God, I miss summer!

    Well, the weather report calls for snow.  BLECK!  I'm ready for summer.  Give me 90 degrees and 15 hours of sunshine any day of the week.  My best memories are all from the dog days of summer...the incessant screech of grasshoppers during days so hot that the air ripples...the smell of honeysuckle laying so thick in the night dampness that you can taste it...distant Whippoorwills exclaiming "chip-fell-out-of-the-white-oak" hidden deep in the pitch blackness of the surrounding woods...the high pitched drone of mosquitoes slowly descending toward the ground...and the faintest odor of burning rags from some old rusty garbage barrel over in the poor side of town.
    Around here it gets so hot the only time a man can do any decent fishing is at night.  There's little that compares to sitting in a boat sliding silently across the water following the sweet smell of a bream bed wafting through cypress trees.  Every sound and smell seems intensified when those are the only senses you can rely on.  Casting a line blindly in the direction you heard a splash and, sometimes, feeling that sudden surge against your rod is a heady thrill.
  As you reel feverishly, wondering just what is on the other end of your line, you get an adrenaline rush from the combination of sheer genius and plain dumb luck.

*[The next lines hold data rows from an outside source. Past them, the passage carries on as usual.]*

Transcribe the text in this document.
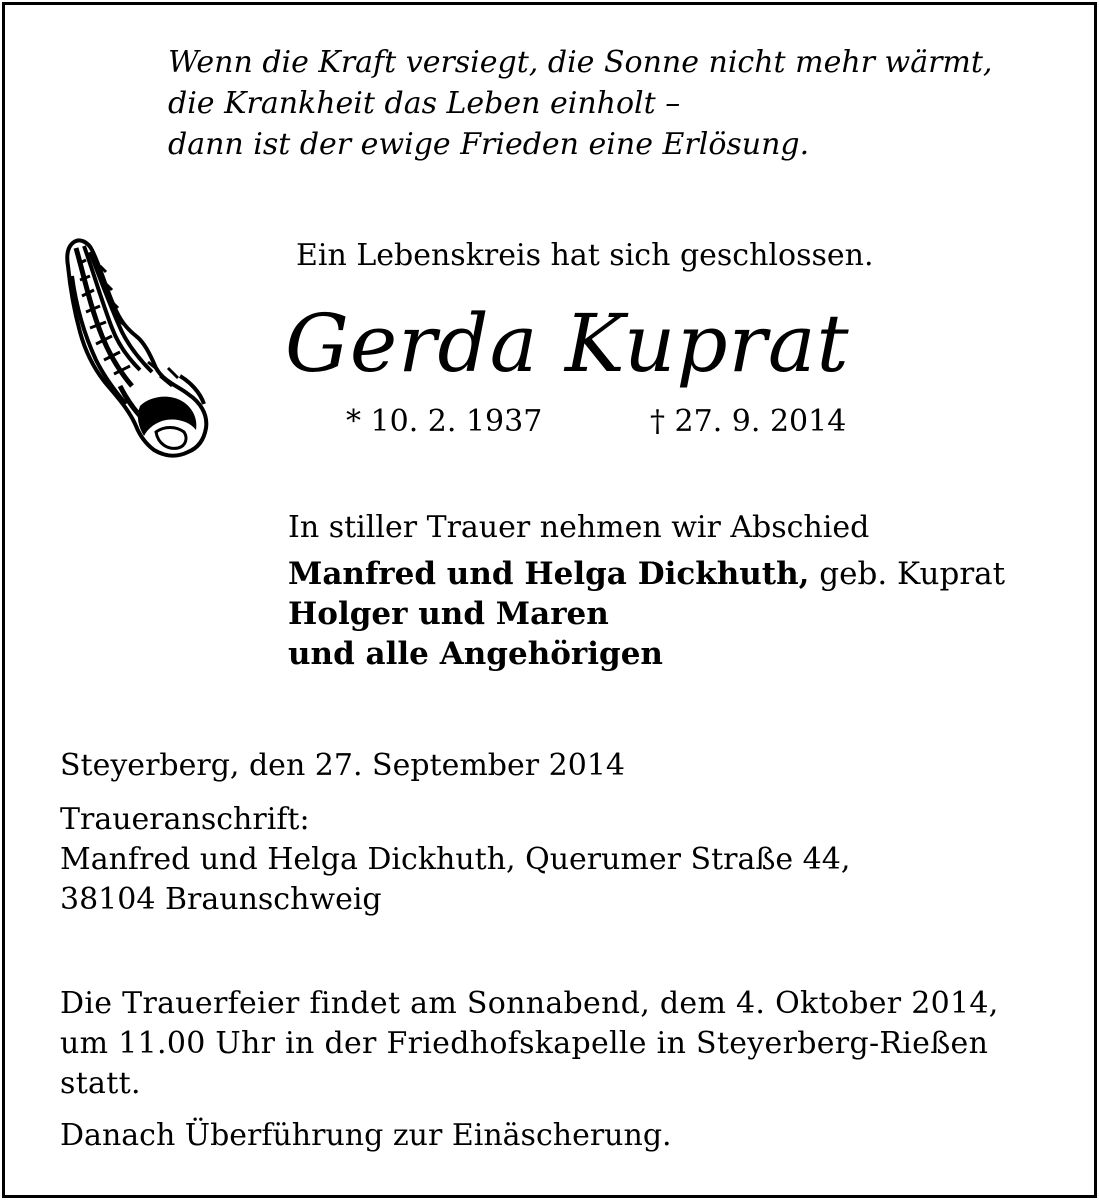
Wenn die Kraft versiegt, die Sonne nicht mehr wärmt,
die Krankheit das Leben einholt –
dann ist der ewige Frieden eine Erlösung.
Ein Lebenskreis hat sich geschlossen.
Gerda Kuprat
* 10. 2. 1937	† 27. 9. 2014
In stiller Trauer nehmen wir Abschied
Manfred und Helga Dickhuth, geb. Kuprat
Holger und Maren
und alle Angehörigen
Steyerberg, den 27. September 2014
Traueranschrift:
Manfred und Helga Dickhuth, Querumer Straße 44,
38104 Braunschweig
Die Trauerfeier findet am Sonnabend, dem 4. Oktober 2014,
um 11.00 Uhr in der Friedhofskapelle in Steyerberg-Rießen
statt.
Danach Überführung zur Einäscherung.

    I've sat flat out on a river bank during many a moonless night, while the navy blue flame of a burning diesel bucket flickers pathetically and its oily smoke keeps the mosquitoes' assault at an acceptable level.  I remember such a night when I sat there trying to figure out the slender dark stripe that appeared perpendicular across my legs.  I could feel the slightest pressure on my shins as a snake eased across and then stopped atop my legs.  I assumed that my body heat attracted it or perhaps I was just in his path.  Either way I'm sure it was his first experience flying as I sprang up as if shot from a cannon.
    Basically I guess I'm saying that I'd rather be bitten by mosquitoes and have snakes crawling on me on a sweltering summer night than endure a winter with snow.  Maybe it's time to move to Australia.